There is a definite dividing line between the best foods to eat while pregnant and the foods you should phase out of your eating plan as soon as possible. As you make your daily choices about what to eat and what to exclude from your diet, you should consider more than just the caloric content of the foods you choose. You should also keep in mind the chemicals, additives, and other harmful substances that the food you choose may contain.
Almost everything you consume will cross the placenta and affect your developing baby as well. That’s why it’s crucial to choose foods high in vitamins, minerals, and nutrients and avoid anything with harmful chemicals or other substances. So for your pregnancy and diet, here are the best foods you can choose—and the ones you should phase out as soon as possible.
Organic Foods vs. Non-Organic Foods
You may think that going organic is simply too expensive to contemplate, but it’s definitely worth the health benefits to both you and your baby. Some varieties of non-organic produce have copious amounts of pesticide residue, and that residue can have harmful long-term effects on your health as well as your baby’s.
If you cannot afford to go all organic from the beginning, then try to focus on the dirty dozen of organic produce: peaches, apples, nectarines, bell peppers, strawberries, celery, cherries, pears, grapes, spinach (or kale), lettuce, and potatoes. These produce varieties have consistently tested higher in pesticide residue than other varieties, and you should opt for the organic varieties if at all possible.

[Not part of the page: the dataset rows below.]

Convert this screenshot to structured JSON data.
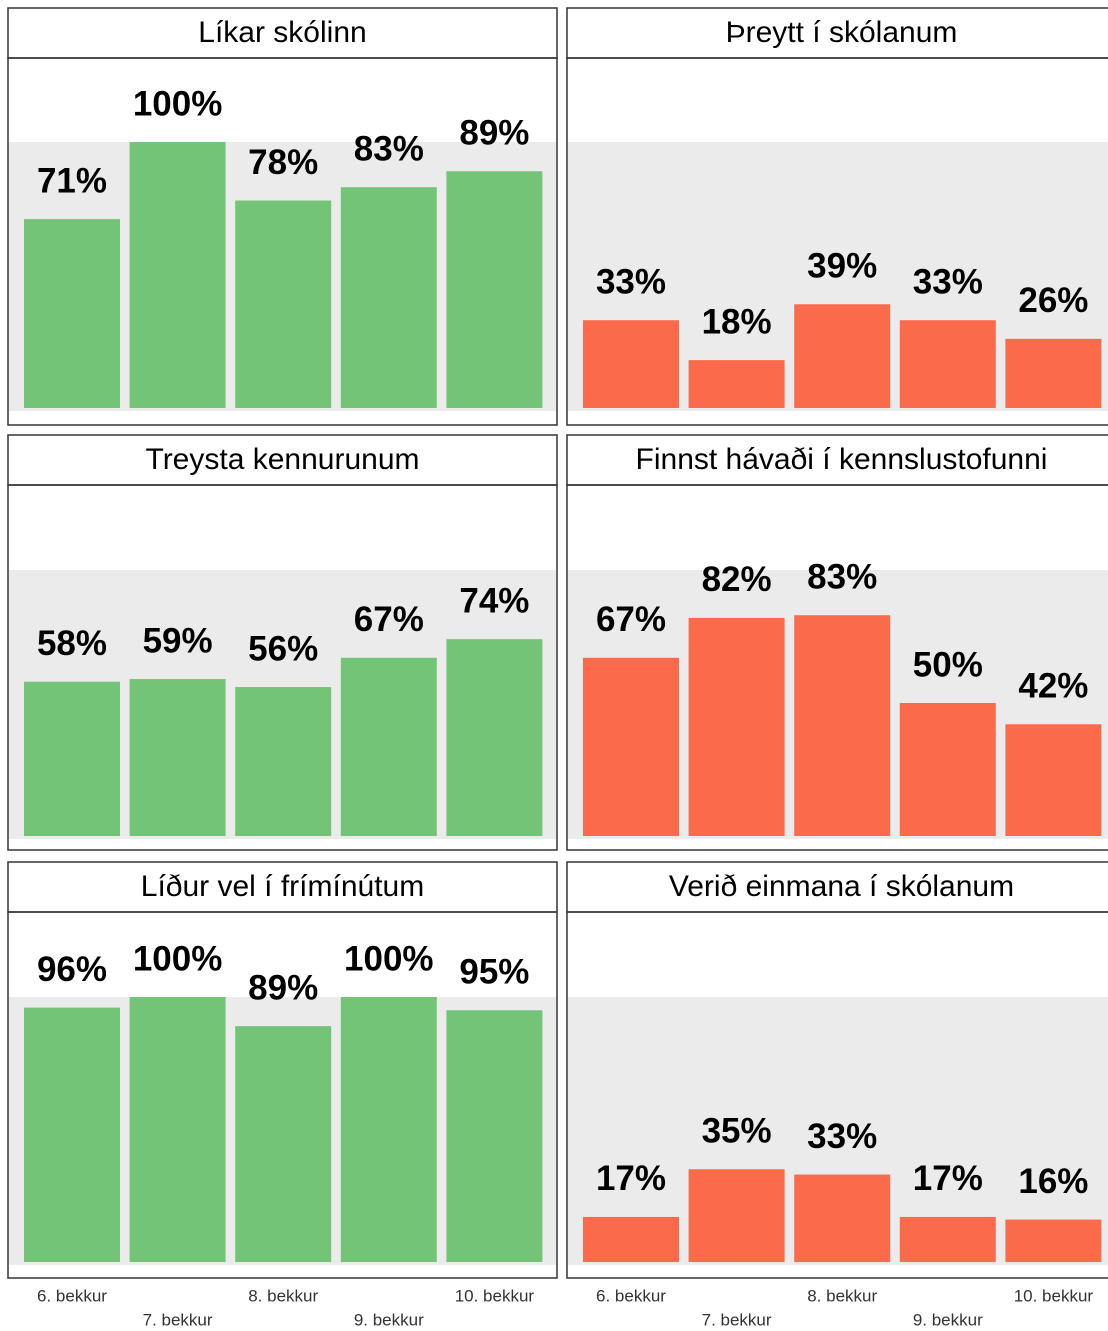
{
  "chart_data": [
    {
      "type": "bar",
      "title": "Líkar skólinn",
      "values": [
        71,
        100,
        78,
        83,
        89
      ],
      "value_labels": [
        "71%",
        "100%",
        "78%",
        "83%",
        "89%"
      ],
      "color": "#73c476",
      "ylim": [
        0,
        100
      ]
    },
    {
      "type": "bar",
      "title": "Þreytt í skólanum",
      "values": [
        33,
        18,
        39,
        33,
        26
      ],
      "value_labels": [
        "33%",
        "18%",
        "39%",
        "33%",
        "26%"
      ],
      "color": "#fb6a4a",
      "ylim": [
        0,
        100
      ]
    },
    {
      "type": "bar",
      "title": "Treysta kennurunum",
      "values": [
        58,
        59,
        56,
        67,
        74
      ],
      "value_labels": [
        "58%",
        "59%",
        "56%",
        "67%",
        "74%"
      ],
      "color": "#73c476",
      "ylim": [
        0,
        100
      ]
    },
    {
      "type": "bar",
      "title": "Finnst hávaði í kennslustofunni",
      "values": [
        67,
        82,
        83,
        50,
        42
      ],
      "value_labels": [
        "67%",
        "82%",
        "83%",
        "50%",
        "42%"
      ],
      "color": "#fb6a4a",
      "ylim": [
        0,
        100
      ]
    },
    {
      "type": "bar",
      "title": "Líður vel í frímínútum",
      "categories": [
        "6. bekkur",
        "7. bekkur",
        "8. bekkur",
        "9. bekkur",
        "10. bekkur"
      ],
      "values": [
        96,
        100,
        89,
        100,
        95
      ],
      "value_labels": [
        "96%",
        "100%",
        "89%",
        "100%",
        "95%"
      ],
      "color": "#73c476",
      "ylim": [
        0,
        100
      ]
    },
    {
      "type": "bar",
      "title": "Verið einmana í skólanum",
      "categories": [
        "6. bekkur",
        "7. bekkur",
        "8. bekkur",
        "9. bekkur",
        "10. bekkur"
      ],
      "values": [
        17,
        35,
        33,
        17,
        16
      ],
      "value_labels": [
        "17%",
        "35%",
        "33%",
        "17%",
        "16%"
      ],
      "color": "#fb6a4a",
      "ylim": [
        0,
        100
      ]
    }
  ]
}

Water vs. Coffee, Sodas, and Tea
Let’s face it—it’s hard to drink enough water. If you are a caffeine addict, you may find that you just need your morning coffee or tea to get going. Sodas are flavorful and addictive. So it can be difficult indeed to make the commitment to drink enough water with so many tempting options in the fridge. But drinking plenty of water can help you combat many of the common physical complaints you may experience during pregnancy.
If you suffer from headaches, body aches, water retention, or other symptoms, then drinking water can alleviate them. You should be drinking a minimum of half your body weight in water each day. So if you are 160 pounds, you should drink at least 80 ounces. If you work out or if you have morning sickness and experience vomiting, you should drink even more than that.

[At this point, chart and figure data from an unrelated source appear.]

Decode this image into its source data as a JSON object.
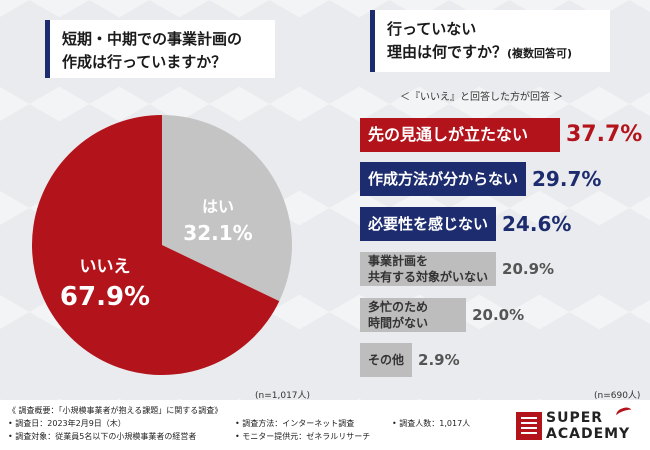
{
  "left_question": {
    "line1": "短期・中期での事業計画の",
    "line2": "作成は行っていますか？"
  },
  "right_question": {
    "line1": "行っていない",
    "line2": "理由は何ですか？",
    "line2_small": "(複数回答可)"
  },
  "sub_label": "＜『いいえ』と回答した方が回答 ＞",
  "n_left": "(n=1,017人)",
  "n_right": "(n=690人)",
  "colors": {
    "no": "#b3131b",
    "yes": "#c4c4c4",
    "navy": "#1c2c6e",
    "gray_bar": "#bdbdbd",
    "header_bar": "#1c2c6e"
  },
  "chart_data": [
    {
      "type": "pie",
      "title": "短期・中期での事業計画の作成は行っていますか？",
      "slices": [
        {
          "label": "いいえ",
          "value": 67.9,
          "display": "67.9%",
          "color": "#b3131b"
        },
        {
          "label": "はい",
          "value": 32.1,
          "display": "32.1%",
          "color": "#c4c4c4"
        }
      ]
    },
    {
      "type": "bar",
      "orientation": "horizontal",
      "title": "行っていない理由は何ですか？(複数回答可)",
      "categories": [
        "先の見通しが立たない",
        "作成方法が分からない",
        "必要性を感じない",
        "事業計画を|共有する対象がいない",
        "多忙のため|時間がない",
        "その他"
      ],
      "values": [
        37.7,
        29.7,
        24.6,
        20.9,
        20.0,
        2.9
      ],
      "display": [
        "37.7%",
        "29.7%",
        "24.6%",
        "20.9%",
        "20.0%",
        "2.9%"
      ],
      "styles": [
        "red",
        "navy",
        "navy",
        "gray",
        "gray",
        "gray"
      ]
    }
  ],
  "footer": {
    "overview": "《 調査概要：「小規模事業者が抱える課題」に関する調査》",
    "date": "• 調査日：2023年2月9日（木）",
    "method": "• 調査方法：インターネット調査",
    "count": "• 調査人数：1,017人",
    "target": "• 調査対象：従業員5名以下の小規模事業者の経営者",
    "provider": "• モニター提供元：ゼネラルリサーチ"
  },
  "logo": {
    "line1": "SUPER",
    "line2": "ACADEMY"
  }
}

Whole Foods vs. Processed Foods
Most expectant moms are concerned about keeping their weight in check throughout pregnancy. The more cautious you are about adding extra pounds, the easier your road to fitness will be after you give birth. So it makes sense to only eat foods that are sensible and healthy and will help you keep excess weight gain at bay.
This is where whole foods come in. The more processed foods you eat, the more additives, preservatives, chemicals, and fillers you consume. These extras can contribute to weight gain and water retention. But whole foods contain nutrients, fiber, and the vitamins and minerals you need to have a healthy pregnancy.
Plus, since they contain none of the sneaky extras that processed foods contain, they are a great way to help manage your weight during pregnancy.
Healthy Fats vs. Unhealthy Fats
Eating fats is not only encouraged, it’s necessary for your baby’s proper neural and cognitive development. This is because healthy fats contain the amino acids your baby needs to grow a healthy nervous system.
But this doesn’t give you carte blanche to order a bucket of fried chicken. Healthy fats don’t include hydrogenated or trans fats. Instead, you should opt for olive oil, avocadoes, coconut oil, organic butter, raw nuts, and nut butters.